Hajjar says he focuses most of his research on resilience—developing structural systems that can bounce back quickly after an extreme event. “Most structures are designed now to have little damage in light events, reparable structural damage in moderate events, and significant damage in major events—so significant that the buildings might have to be condemned,” Hajjar tells Security Management. “This is an issue of cost effectiveness, ostensibly. We’re trying to develop cost-effective methods that allow the structures to bounce back quite quickly after the event…rather than being condemned.”

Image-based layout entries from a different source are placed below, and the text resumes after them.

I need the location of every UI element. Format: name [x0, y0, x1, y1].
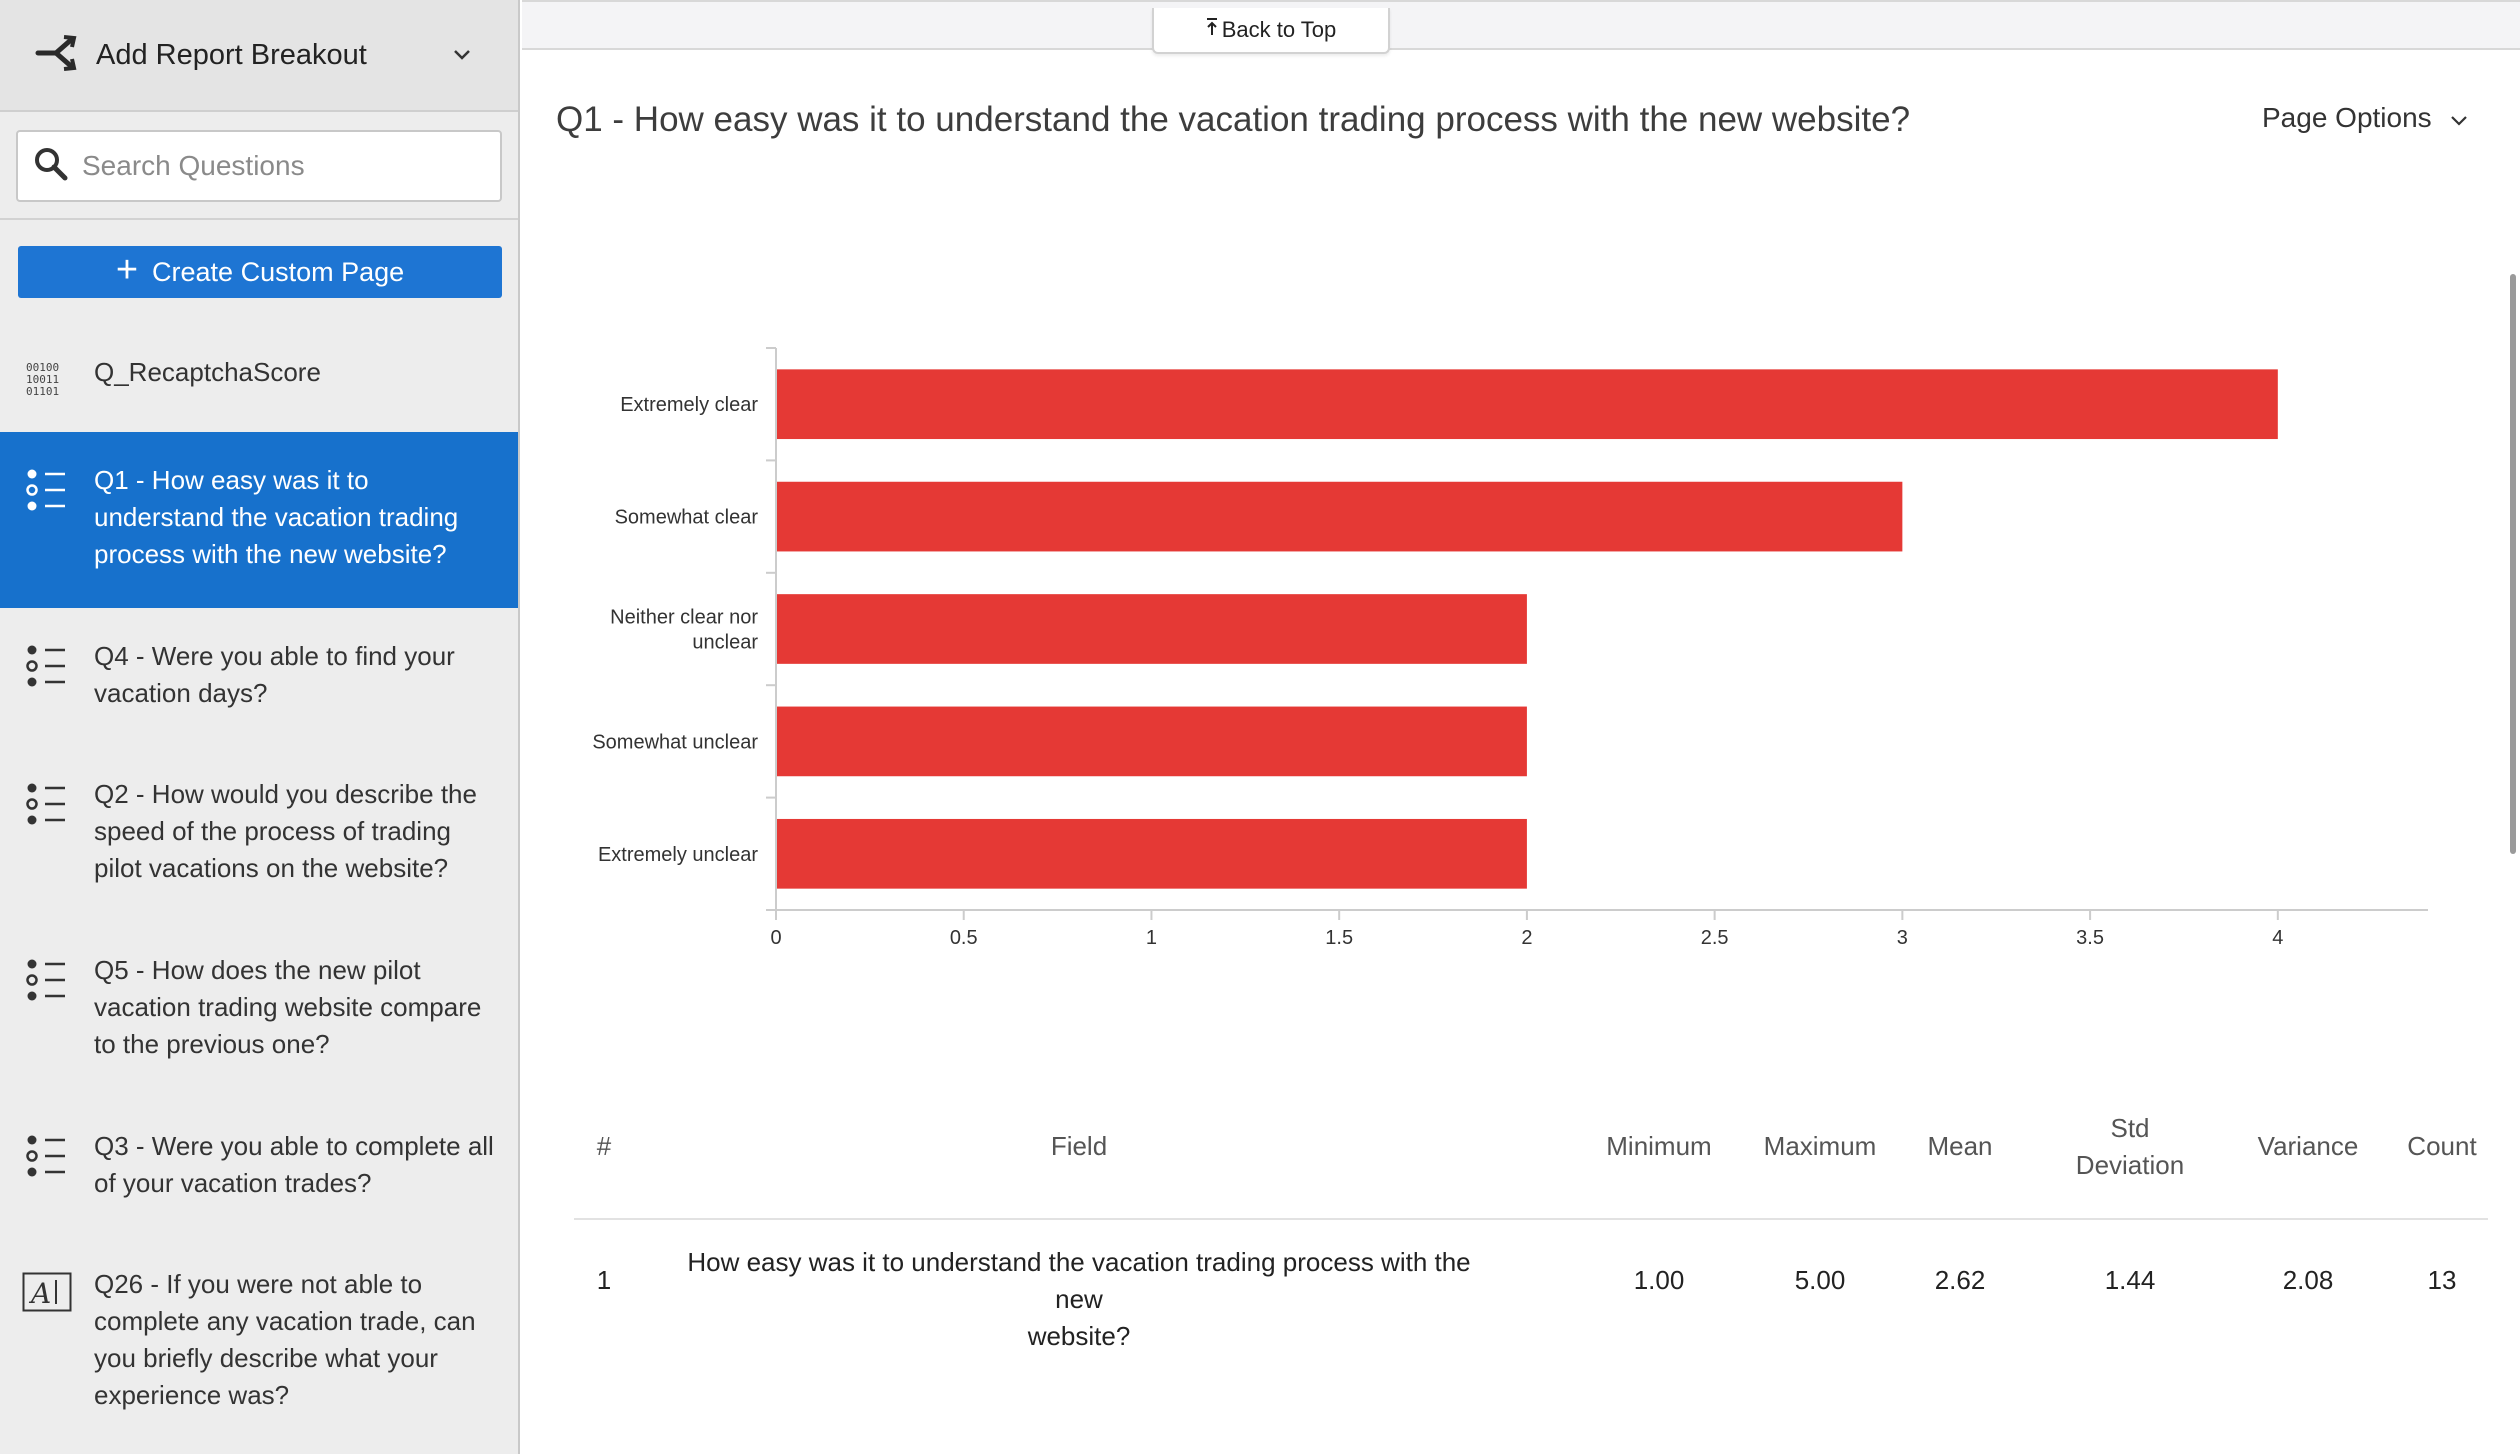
header-variance: Variance [2257, 1131, 2359, 1161]
page-title: Q1 - How easy was it to understand the v… [556, 100, 1911, 139]
x-tick-label: 1.5 [1325, 927, 1353, 949]
header-num: # [596, 1131, 612, 1161]
cell-variance: 2.08 [2282, 1265, 2334, 1295]
back-to-top-label: Back to Top [1221, 17, 1337, 42]
category-label-2: Neither clear nor [610, 607, 758, 629]
search-icon [34, 147, 68, 186]
category-label-0: Extremely clear [620, 394, 758, 416]
cell-std-deviation: 1.44 [2104, 1265, 2156, 1295]
sidebar-item-q2[interactable]: Q2 - How would you describe the speed of… [0, 746, 518, 922]
multiple-choice-icon [0, 638, 94, 746]
top-bar [522, 0, 2520, 50]
chevron-down-icon[interactable] [432, 49, 492, 61]
x-tick-label: 3 [1897, 927, 1908, 949]
sidebar-item-label: Q5 - How does the new pilot vacation tra… [94, 955, 482, 1059]
sidebar: Add Report Breakout + Create Custom Page… [0, 0, 520, 1454]
cell-field: How easy was it to understand the vacati… [684, 1244, 1474, 1355]
sidebar-item-recaptcha[interactable]: 00100 10011 01101 Q_RecaptchaScore [0, 322, 518, 432]
multiple-choice-icon [0, 1128, 94, 1236]
arrow-up-icon [1206, 17, 1218, 43]
svg-text:10011: 10011 [26, 373, 59, 386]
cell-count: 13 [2427, 1265, 2457, 1295]
chart-canvas: Extremely clear Somewhat clear Neither cle… [592, 347, 2428, 949]
search-area [0, 112, 518, 220]
back-to-top-button[interactable]: Back to Top [1152, 8, 1390, 54]
sidebar-item-label: Q1 - How easy was it to understand the v… [94, 465, 459, 569]
multiple-choice-icon [0, 952, 94, 1098]
x-tick-label: 4 [2272, 927, 2283, 949]
multiple-choice-icon [0, 776, 94, 922]
bar-2 [777, 594, 1527, 664]
sidebar-item-label: Q_RecaptchaScore [94, 357, 321, 387]
bar-1 [777, 481, 1903, 552]
category-label-4: Extremely unclear [598, 844, 758, 866]
search-box[interactable] [16, 130, 502, 202]
cell-num: 1 [596, 1265, 612, 1295]
header-maximum: Maximum [1763, 1131, 1877, 1161]
bar-4 [777, 818, 1527, 889]
sidebar-item-q5[interactable]: Q5 - How does the new pilot vacation tra… [0, 922, 518, 1098]
category-label-2: unclear [692, 632, 758, 654]
header-minimum: Minimum [1606, 1131, 1712, 1161]
create-custom-page-button[interactable]: + Create Custom Page [18, 246, 502, 298]
sidebar-item-q3[interactable]: Q3 - Were you able to complete all of yo… [0, 1098, 518, 1236]
bar-0 [777, 369, 2278, 440]
sidebar-item-q4[interactable]: Q4 - Were you able to find your vacation… [0, 608, 518, 746]
x-tick-label: 0 [770, 927, 781, 949]
binary-icon: 00100 10011 01101 [0, 354, 94, 432]
svg-text:01101: 01101 [26, 385, 59, 398]
sidebar-item-q26[interactable]: A Q26 - If you were not able to complete… [0, 1236, 518, 1454]
sidebar-item-label: Q3 - Were you able to complete all of yo… [94, 1131, 494, 1198]
header-std-line1: Std [2110, 1113, 2150, 1143]
sidebar-item-label: Q26 - If you were not able to complete a… [94, 1269, 476, 1410]
create-custom-page-label: Create Custom Page [152, 256, 405, 287]
svg-text:A: A [28, 1277, 51, 1310]
x-tick-label: 2.5 [1701, 927, 1729, 949]
page-options-dropdown[interactable]: Page Options [2262, 102, 2468, 134]
svg-text:00100: 00100 [26, 361, 59, 374]
add-report-breakout-button[interactable]: Add Report Breakout [0, 0, 518, 112]
breakout-label: Add Report Breakout [96, 38, 367, 71]
header-std-line2: Deviation [2075, 1150, 2185, 1180]
sidebar-item-label: Q2 - How would you describe the speed of… [94, 779, 477, 883]
x-tick-label: 0.5 [950, 927, 978, 949]
cell-field-line1: How easy was it to understand the vacati… [687, 1247, 1471, 1314]
text-entry-icon: A [0, 1266, 94, 1454]
cell-maximum: 5.00 [1794, 1265, 1846, 1295]
multiple-choice-icon [0, 462, 94, 608]
breakout-icon [34, 33, 78, 78]
cell-mean: 2.62 [1934, 1265, 1986, 1295]
chevron-down-icon [2432, 102, 2468, 134]
table-divider [574, 1218, 2488, 1220]
page-options-label: Page Options [2262, 102, 2432, 133]
scrollbar[interactable] [2510, 274, 2516, 854]
cell-minimum: 1.00 [1633, 1265, 1685, 1295]
category-label-3: Somewhat unclear [592, 731, 758, 753]
plus-icon: + [115, 249, 139, 291]
bar-3 [777, 706, 1527, 777]
header-field: Field [1050, 1131, 1108, 1161]
header-std-deviation: Std Deviation [2040, 1110, 2220, 1184]
x-tick-label: 2 [1521, 927, 1532, 949]
x-tick-label: 3.5 [2076, 927, 2104, 949]
category-label-1: Somewhat clear [615, 507, 759, 529]
sidebar-item-label: Q4 - Were you able to find your vacation… [94, 641, 455, 708]
search-input[interactable] [82, 150, 500, 182]
sidebar-item-q1[interactable]: Q1 - How easy was it to understand the v… [0, 432, 518, 608]
header-mean: Mean [1927, 1131, 1993, 1161]
cell-field-line2: website? [1027, 1321, 1131, 1351]
bar-chart: Extremely clear Somewhat clear Neither cle… [560, 330, 2460, 970]
header-count: Count [2407, 1131, 2477, 1161]
x-tick-label: 1 [1146, 927, 1157, 949]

The focus on resilience is not a new approach to homeland security. In 2006, the Critical Infrastructure Task Force, which was appointed by the Homeland Security Advisory Council, initiated a public policy debate, arguing that the government’s critical infrastructure policies were focused too much on protecting assets from terrorist attacks and not focused enough on improving the resilience of assets against a variety of threats.
Since then, homeland defense policy has evolved—to an extent—to support efforts of improving critical infrastructure. The Office of Infrastructure Protection within the Department of Homeland Security (DHS) has created a resilience index to be applied to assets, and the DHS Science and Technology Directorate supports resilience-related research. However, there is little direct government support for private sector organizations to implement resilience-oriented measures, according to a 2012 report.

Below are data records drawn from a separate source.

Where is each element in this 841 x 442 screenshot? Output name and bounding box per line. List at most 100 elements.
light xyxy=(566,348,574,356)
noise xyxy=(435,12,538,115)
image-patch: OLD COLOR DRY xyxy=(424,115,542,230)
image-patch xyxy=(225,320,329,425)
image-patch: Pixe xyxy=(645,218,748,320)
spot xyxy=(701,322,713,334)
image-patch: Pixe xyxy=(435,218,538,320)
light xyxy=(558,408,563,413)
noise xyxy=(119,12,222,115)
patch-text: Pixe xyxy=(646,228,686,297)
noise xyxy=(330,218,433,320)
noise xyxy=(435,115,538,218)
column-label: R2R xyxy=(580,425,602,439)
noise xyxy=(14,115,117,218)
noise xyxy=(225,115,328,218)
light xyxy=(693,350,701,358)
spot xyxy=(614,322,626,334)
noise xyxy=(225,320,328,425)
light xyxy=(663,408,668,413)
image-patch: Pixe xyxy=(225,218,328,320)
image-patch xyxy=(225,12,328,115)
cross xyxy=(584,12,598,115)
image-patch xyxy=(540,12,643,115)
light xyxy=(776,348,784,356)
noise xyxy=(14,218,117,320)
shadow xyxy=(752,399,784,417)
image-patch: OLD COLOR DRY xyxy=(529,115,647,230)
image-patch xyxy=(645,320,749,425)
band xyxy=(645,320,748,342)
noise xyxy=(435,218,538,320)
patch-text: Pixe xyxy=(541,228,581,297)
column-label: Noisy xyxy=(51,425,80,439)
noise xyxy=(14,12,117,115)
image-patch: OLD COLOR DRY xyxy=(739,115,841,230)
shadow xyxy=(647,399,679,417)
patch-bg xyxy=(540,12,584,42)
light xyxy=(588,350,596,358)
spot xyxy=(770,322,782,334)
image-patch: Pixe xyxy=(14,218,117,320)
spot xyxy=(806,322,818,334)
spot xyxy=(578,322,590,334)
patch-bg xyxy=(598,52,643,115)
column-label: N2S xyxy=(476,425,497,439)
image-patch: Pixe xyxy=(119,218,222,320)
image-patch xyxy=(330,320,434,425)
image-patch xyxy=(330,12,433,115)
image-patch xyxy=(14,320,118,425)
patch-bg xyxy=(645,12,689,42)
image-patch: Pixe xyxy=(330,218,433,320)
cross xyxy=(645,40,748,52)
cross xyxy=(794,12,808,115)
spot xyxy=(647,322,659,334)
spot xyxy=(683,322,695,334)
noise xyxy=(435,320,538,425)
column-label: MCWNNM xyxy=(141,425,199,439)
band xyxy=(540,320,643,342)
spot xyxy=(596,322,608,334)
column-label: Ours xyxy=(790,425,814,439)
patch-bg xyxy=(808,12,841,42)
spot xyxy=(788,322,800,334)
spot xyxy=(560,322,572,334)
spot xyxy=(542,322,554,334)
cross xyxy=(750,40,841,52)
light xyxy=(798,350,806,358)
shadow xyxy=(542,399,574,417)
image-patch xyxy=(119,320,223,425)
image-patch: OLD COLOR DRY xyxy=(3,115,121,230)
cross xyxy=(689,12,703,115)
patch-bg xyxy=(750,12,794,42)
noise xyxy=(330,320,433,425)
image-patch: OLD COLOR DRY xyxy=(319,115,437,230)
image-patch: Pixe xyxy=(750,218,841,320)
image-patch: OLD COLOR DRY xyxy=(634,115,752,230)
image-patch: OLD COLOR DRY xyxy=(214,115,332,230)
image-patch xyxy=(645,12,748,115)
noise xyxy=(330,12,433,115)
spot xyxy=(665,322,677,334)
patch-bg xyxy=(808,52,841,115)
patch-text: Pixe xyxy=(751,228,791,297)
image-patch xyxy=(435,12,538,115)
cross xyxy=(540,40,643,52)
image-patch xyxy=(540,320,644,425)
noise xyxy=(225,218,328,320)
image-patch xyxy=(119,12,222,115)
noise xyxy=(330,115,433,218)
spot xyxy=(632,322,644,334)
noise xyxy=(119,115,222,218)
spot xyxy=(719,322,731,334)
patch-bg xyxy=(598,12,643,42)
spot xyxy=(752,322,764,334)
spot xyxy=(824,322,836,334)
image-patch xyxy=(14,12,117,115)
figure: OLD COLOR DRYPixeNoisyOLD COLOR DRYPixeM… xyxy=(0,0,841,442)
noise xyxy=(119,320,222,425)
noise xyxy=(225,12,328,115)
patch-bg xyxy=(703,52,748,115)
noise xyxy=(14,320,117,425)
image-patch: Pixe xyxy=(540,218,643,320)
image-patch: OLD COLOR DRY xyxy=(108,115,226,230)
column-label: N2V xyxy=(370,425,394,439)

The leaders at the Kostas Institute want to further shift the focus of homeland security solutions from one of pinpointing threats to one of developing and enhancing adaptability.

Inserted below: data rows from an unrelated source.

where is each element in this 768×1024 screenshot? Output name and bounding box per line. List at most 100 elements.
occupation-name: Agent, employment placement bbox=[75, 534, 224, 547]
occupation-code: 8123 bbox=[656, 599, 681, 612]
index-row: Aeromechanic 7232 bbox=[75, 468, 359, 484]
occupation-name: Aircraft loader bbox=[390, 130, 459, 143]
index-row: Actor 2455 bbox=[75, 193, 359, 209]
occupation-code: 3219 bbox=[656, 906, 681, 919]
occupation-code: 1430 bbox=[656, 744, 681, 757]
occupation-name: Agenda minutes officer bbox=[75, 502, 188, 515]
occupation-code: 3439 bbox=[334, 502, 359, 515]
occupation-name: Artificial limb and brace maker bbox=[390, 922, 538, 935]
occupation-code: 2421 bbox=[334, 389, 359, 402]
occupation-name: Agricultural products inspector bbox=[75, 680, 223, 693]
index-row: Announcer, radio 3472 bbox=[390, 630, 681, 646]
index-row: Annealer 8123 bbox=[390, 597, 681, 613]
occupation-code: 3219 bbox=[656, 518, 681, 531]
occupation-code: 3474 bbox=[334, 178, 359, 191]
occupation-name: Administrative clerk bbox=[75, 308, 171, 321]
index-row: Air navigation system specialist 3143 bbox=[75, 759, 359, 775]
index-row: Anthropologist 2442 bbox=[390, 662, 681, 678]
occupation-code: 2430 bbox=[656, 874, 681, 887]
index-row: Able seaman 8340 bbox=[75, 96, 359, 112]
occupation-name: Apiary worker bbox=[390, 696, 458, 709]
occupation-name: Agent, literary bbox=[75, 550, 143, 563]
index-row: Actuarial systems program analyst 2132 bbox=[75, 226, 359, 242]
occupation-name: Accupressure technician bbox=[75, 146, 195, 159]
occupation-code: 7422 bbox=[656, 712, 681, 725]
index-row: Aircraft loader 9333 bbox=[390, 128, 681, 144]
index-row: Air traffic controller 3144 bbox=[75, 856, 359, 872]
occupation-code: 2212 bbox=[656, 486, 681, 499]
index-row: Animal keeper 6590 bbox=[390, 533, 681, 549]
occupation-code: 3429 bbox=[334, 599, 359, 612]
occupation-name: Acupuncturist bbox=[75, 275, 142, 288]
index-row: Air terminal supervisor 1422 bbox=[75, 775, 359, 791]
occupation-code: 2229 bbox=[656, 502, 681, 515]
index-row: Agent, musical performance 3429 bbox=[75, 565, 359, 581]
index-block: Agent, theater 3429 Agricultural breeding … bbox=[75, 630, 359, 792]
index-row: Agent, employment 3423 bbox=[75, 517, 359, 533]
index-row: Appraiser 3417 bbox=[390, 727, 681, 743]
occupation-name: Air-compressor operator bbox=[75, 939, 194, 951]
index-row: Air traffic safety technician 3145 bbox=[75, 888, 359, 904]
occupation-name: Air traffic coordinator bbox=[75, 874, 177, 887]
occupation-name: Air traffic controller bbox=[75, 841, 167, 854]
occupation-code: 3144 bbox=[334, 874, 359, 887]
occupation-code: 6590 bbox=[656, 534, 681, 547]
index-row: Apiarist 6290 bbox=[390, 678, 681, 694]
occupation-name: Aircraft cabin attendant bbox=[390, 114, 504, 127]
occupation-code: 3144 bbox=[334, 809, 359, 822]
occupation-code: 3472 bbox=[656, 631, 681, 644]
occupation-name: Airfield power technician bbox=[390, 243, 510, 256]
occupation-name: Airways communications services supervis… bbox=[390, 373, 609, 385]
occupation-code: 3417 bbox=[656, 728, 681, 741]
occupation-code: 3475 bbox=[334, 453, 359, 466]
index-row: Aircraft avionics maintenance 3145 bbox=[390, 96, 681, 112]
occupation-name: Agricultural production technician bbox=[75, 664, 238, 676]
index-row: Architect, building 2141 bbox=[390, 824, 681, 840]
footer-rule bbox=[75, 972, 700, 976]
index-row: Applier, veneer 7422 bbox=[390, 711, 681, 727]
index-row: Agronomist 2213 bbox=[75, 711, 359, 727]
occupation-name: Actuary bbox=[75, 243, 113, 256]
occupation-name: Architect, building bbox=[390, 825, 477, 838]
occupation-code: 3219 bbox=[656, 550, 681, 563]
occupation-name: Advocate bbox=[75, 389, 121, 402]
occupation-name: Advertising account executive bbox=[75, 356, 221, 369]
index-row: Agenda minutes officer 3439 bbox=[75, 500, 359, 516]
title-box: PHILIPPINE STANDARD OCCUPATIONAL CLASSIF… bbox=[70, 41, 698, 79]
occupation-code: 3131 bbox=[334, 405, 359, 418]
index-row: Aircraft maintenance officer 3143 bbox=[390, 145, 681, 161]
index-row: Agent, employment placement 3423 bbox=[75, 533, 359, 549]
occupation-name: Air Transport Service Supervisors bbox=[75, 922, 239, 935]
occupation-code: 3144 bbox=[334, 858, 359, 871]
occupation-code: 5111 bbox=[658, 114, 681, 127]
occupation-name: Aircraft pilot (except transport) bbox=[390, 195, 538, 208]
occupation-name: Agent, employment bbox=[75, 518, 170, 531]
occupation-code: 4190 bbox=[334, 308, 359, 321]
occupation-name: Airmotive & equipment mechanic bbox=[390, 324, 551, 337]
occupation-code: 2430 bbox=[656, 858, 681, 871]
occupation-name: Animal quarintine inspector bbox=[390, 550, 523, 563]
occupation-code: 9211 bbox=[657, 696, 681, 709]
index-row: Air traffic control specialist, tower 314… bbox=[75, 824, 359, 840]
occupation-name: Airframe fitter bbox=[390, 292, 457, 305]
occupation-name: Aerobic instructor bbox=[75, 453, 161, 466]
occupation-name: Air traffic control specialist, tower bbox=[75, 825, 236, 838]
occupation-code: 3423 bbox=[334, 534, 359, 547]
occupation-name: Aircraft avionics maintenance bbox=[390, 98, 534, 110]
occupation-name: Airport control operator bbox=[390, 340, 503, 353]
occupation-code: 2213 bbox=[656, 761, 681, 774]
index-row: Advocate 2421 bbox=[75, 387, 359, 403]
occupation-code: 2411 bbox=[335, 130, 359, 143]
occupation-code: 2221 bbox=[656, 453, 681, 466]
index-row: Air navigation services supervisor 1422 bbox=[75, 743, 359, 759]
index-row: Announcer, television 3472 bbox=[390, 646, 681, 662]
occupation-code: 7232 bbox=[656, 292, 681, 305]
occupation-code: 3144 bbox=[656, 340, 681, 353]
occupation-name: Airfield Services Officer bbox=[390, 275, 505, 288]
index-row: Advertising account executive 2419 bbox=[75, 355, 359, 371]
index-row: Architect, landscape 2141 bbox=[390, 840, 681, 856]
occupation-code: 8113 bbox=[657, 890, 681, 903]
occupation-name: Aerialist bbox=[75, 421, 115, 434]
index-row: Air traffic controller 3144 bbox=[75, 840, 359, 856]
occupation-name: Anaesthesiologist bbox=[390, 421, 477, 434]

“The overarching goal is to ensure the continuity of the critical functions and services that these systems provide, versus a focus on the protection of assets,” Flynn explains. “It’s a pivot away from the whack-a-mole effort to identify the threat and threatened and muster a protective measure against that. It steps back and looks at the critical systems we have within our society and how they can manage the full range of risk, from man-made, like terrorism, to accidental, like the kind of disruption that we saw with Hurricane Sandy.”